GVSU Working With Great Lakes' Oldest Known Shipwreck
GRAND RAPIDS -- A Grand Valley State University alumnus is working with a team of international underwater archaeologists on a site they hope to prove is the final resting place of the oldest known shipwreck in the upper Great Lakes.
David J. Ruck, a Grand Valley alumnus, filmmaker and educator from Whitehall, is the producer/cinematographer and underwater cinematographer on the expedition, which he has been involved with for two years.
Le Griffon was built and commanded by the legendary French explorer Rene-Robert Sieur de La Salle, on behalf of King Louis XIV. Carrying a crew of six and a cargo of furs, the ship went missing during its maiden voyage in September 1679, after departing from the area near present-day Green Bay, Wis.

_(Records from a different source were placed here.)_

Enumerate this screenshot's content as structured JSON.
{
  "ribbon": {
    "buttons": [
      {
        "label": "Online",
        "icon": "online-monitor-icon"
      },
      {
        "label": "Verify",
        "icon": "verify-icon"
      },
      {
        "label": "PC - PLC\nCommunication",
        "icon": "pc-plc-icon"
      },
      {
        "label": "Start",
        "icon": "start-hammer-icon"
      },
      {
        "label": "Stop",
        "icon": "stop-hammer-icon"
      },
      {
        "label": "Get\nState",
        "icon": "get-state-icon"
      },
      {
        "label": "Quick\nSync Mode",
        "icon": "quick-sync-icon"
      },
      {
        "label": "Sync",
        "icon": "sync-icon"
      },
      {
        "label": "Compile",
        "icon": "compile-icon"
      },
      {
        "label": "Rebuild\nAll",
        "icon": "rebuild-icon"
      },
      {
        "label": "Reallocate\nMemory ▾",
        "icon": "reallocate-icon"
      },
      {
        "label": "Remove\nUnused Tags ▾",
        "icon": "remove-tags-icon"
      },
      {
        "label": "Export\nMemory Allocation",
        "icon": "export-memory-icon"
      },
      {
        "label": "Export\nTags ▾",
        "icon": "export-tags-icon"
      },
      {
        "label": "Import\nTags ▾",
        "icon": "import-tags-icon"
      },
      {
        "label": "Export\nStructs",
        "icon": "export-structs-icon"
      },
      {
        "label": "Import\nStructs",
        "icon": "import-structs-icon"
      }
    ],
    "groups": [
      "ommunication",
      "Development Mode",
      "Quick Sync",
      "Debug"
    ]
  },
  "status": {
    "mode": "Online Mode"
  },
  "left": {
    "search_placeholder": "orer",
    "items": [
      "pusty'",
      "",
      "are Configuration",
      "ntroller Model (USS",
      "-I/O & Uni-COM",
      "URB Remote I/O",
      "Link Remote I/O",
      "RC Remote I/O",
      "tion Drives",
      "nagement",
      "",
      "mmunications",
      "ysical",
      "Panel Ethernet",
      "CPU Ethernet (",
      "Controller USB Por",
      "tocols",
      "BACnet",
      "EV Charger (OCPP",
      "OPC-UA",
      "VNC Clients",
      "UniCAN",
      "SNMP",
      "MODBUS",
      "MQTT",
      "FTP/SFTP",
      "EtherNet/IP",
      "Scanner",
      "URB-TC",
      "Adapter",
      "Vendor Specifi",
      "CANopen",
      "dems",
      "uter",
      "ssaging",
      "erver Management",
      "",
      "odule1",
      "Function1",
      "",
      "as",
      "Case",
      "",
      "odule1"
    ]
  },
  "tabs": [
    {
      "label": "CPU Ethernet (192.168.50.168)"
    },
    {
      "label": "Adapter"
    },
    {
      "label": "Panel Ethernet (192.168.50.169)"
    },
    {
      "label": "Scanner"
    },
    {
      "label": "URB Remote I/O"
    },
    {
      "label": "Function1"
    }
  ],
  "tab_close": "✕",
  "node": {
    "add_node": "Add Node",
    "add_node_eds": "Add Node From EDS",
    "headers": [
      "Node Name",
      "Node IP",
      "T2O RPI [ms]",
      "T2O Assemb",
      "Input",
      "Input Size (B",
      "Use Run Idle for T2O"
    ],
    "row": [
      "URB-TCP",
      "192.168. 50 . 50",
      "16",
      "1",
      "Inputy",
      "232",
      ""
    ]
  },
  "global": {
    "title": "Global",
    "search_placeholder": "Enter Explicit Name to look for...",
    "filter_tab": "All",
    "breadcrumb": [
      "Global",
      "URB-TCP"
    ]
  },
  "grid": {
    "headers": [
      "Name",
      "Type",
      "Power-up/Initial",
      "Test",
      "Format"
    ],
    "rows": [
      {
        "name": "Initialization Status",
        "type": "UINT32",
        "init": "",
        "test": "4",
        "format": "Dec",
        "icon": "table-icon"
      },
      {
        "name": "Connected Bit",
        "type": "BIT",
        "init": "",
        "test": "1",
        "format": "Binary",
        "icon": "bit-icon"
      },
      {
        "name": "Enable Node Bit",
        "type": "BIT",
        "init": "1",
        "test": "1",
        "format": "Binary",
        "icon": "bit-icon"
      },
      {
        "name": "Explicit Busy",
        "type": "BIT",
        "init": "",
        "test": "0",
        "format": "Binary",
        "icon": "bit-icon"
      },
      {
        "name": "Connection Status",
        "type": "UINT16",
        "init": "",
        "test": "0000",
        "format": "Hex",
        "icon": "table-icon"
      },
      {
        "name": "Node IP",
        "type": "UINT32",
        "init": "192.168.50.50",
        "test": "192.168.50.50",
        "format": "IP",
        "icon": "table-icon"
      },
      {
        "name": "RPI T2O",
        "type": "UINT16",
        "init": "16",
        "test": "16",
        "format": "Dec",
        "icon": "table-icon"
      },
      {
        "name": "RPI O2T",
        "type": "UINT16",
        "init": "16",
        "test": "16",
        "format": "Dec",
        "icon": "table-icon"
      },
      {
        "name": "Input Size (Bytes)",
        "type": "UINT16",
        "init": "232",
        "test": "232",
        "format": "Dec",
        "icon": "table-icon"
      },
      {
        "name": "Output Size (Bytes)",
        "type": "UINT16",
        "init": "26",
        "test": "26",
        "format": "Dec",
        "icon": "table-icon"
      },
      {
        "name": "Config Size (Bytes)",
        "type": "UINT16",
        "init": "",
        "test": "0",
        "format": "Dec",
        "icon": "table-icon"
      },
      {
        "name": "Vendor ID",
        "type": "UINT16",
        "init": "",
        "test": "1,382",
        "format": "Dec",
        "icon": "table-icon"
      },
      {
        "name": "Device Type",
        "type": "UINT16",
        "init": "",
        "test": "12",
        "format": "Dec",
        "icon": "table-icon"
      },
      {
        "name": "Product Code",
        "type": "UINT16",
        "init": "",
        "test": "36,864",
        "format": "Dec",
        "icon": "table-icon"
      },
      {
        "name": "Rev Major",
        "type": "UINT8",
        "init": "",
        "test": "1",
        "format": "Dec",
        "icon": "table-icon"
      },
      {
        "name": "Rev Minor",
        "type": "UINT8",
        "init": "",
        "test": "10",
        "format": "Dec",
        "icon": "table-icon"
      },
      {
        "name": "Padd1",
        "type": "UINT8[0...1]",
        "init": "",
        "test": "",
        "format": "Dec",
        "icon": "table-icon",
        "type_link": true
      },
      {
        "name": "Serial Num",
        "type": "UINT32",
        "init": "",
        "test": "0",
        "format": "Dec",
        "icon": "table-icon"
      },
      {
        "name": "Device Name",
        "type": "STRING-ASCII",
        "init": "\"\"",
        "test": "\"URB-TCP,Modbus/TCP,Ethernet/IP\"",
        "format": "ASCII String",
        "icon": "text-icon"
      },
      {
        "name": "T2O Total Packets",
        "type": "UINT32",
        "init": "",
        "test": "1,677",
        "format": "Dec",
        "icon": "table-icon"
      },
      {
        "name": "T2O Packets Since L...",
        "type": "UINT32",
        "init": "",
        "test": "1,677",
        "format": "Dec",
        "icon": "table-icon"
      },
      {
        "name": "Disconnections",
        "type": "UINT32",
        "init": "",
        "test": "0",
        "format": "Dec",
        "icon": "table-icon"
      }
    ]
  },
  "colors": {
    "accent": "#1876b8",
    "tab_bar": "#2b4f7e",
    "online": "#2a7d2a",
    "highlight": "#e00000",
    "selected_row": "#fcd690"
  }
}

After years of red tape, the Michigan Department of Natural Resources and the state archaeologist's office recently approved a plan by Great Lakes Exploration Group to conduct a test excavation at a remote site in northern Lake Michigan. Members of the exploration group believe they have found the wreck, currently only a White Oak beam sticking out of the lake's bottomlands.
"My goal for the project is to tell the amazing story of La Salle, the Griffon, and the 330-year journey to understand how it sank — and where," said Ruck. "The scientists involved have worked on numerous wrecks around the world, including the Titanic, Edmund Fitzgerald and the Lusitania."
Ruck received both bachelor's and master's degrees from Grand Valley's School of Communications in 2004 and 2007, respectively, and recently earned a Master of Fine Arts from The American University, in Washington, D.C. He currently lives in Bethesda, Maryland, and is president of Rubangfilms, a small production company that focuses on subjects that involve science, exploration, history and space.
"We are still in negotiations with some rather prestigious production companies from around the world and I can certainly hope that efforts to that end are successful as well," Ruck said. "I'll be supplying underwater footage to the news networks. NPR, FOX and the AP will be on-site."